Según me contaron después —porque yo no lo re­cuerdo y las bodas siempre se empeñan en recordarlas mejor los demás—, antes de la ceremonia, la Bernarda y don Gustavo Barceló (siguiendo instrucciones detalladas de Fermín) embozaron de moscatel al pobre sacerdote para soltarle las tablas. A la hora de oficiar el padre Fer­nando, tocado de una sonrisa bendita y un tono sonrosa­do muy favorecedor, optó, en un vuelo de licencia proto­colaria, por sustituir la lectura de no sé qué Carta a los Corintios por un soneto de amor, obra de un tal Pablo Neruda, al que algunos de los invitados del señor Aguilar identificaron como comunista y bolchevique irredento mientras otros buscaban en el misal aquellos versos de rara belleza pagana, preguntándose si ya se empezaban a ver los primeros efectos del concilio en ciernes.
La noche antes de la boda, Fermín, arquitecto del evento y maestro de ceremonias, me anunció que me ha­bía organizado una despedida de soltero a la que sólo es­tábamos invitados él y yo.
—No sé, Fermín. A mí estas cosas...
—Confíe en mí.
Llegada la noche de autos seguí dócilmente a Fermín hasta un tugurio infecto sito en la calle Escudillers donde los hedores a humanidad convivían con la fritanga más abyecta del litoral mediterráneo. Un plantel de damas con la virtud en alquiler y mucho kilometraje encima nos recibió con sonrisas que hubieran hecho las delicias de una facultad de ortodoncia.

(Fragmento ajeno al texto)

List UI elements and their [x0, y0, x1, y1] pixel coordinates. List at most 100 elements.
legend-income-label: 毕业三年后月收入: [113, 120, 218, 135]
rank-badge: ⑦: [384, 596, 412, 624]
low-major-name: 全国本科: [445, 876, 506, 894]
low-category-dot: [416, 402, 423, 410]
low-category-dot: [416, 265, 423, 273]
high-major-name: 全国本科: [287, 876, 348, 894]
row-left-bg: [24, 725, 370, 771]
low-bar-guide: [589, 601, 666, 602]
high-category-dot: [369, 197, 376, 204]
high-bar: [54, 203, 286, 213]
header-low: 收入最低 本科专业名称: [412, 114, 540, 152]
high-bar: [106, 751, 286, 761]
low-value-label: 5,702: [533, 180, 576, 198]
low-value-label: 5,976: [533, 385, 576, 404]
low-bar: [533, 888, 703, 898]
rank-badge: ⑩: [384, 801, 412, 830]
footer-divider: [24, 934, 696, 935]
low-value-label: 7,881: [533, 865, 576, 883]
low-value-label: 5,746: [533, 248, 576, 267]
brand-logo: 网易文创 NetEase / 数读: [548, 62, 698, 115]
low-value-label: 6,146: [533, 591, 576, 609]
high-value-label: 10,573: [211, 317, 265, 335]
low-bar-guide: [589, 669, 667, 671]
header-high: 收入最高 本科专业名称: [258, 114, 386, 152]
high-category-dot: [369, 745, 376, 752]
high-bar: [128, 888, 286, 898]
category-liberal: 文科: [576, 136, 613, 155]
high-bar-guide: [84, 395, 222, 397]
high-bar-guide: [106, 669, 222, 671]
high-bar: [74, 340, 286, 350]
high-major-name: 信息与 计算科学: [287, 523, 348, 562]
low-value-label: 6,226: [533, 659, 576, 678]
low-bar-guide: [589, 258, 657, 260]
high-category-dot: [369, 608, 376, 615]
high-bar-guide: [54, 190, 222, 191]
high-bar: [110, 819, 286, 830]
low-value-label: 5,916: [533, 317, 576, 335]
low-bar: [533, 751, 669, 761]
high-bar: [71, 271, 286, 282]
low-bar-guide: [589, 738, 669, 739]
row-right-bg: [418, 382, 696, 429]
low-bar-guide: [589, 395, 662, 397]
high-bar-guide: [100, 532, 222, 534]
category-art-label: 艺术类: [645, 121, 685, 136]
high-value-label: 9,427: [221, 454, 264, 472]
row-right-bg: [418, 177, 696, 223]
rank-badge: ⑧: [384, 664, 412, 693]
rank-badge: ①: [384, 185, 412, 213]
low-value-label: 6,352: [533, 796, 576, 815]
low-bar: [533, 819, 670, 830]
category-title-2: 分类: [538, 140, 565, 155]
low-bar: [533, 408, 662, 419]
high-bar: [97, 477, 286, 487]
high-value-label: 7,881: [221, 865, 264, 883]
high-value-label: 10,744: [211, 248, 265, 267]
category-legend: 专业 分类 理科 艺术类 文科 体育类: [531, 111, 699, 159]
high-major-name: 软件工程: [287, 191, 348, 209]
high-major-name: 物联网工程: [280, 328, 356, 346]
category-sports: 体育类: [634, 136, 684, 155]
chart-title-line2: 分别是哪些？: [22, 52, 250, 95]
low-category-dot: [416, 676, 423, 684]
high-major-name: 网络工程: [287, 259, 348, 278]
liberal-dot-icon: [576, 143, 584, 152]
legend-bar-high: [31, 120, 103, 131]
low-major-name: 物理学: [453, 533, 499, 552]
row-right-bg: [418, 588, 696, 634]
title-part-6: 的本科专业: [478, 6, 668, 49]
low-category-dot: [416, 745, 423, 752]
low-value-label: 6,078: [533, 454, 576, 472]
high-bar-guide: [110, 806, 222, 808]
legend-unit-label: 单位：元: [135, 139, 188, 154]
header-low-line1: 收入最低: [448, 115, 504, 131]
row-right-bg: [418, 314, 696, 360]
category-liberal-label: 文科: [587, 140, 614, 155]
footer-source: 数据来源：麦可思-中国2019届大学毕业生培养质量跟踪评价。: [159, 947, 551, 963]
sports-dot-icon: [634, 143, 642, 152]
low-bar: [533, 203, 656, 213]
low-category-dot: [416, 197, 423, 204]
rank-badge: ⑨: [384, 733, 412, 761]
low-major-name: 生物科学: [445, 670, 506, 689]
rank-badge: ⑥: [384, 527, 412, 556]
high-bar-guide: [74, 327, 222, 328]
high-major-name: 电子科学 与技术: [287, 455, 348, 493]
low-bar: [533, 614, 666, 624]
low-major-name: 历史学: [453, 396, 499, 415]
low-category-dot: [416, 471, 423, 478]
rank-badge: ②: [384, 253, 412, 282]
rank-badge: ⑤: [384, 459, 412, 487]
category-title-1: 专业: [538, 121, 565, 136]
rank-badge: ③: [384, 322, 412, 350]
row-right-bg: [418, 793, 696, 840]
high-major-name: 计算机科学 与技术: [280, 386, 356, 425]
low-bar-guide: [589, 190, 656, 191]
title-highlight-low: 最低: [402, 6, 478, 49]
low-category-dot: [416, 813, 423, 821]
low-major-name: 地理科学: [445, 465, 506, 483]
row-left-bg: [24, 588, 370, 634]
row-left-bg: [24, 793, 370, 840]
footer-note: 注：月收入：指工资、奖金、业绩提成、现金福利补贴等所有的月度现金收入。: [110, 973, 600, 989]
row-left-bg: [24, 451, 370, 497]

—Venimos a por la Rociíto —anunció Fermín a un ma­carrón cuyas patillas guardaban una sorprendente resem­blanza con el cabo de Finisterre.
—Fermín —musité, aterrado—. Por el amor de Dios...
—Tenga fe.
La Rociíto acudió presta en toda su gloria, que calculé colindante en los noventa kilogramos sin contar el chal de lagarterana y el vestido de viscosa colorado, y me hizo un inventario a conciencia.
—Hola, corasón. Yo te hasía más viejo, fíhate tú.
—Éste no es el interfecto —aclaró Fermín.
Comprendí entonces la naturaleza del embrollo y mis temores se desvanecieron. Fermín nunca olvidaba una promesa, especialmente si era yo el que la había hecho. Partimos los tres en busca de un taxi que nos condujese al asilo de Santa Lucía. Durante el trayecto Fermín, que en deferencia a mi estado de salud y a mi condición de prometido me había cedido el asiento delantero, compartía el trasero con la Rociíto, sopesando sus evidencias con notable deleite.
—Qué buenorra que estás, Rociíto. Este culo serrano tuyo es el apocalipsis según Botticelli.
Ay, señor Fermín, que desde que se ha echao novia me tie orvidá y desatendía, tunante.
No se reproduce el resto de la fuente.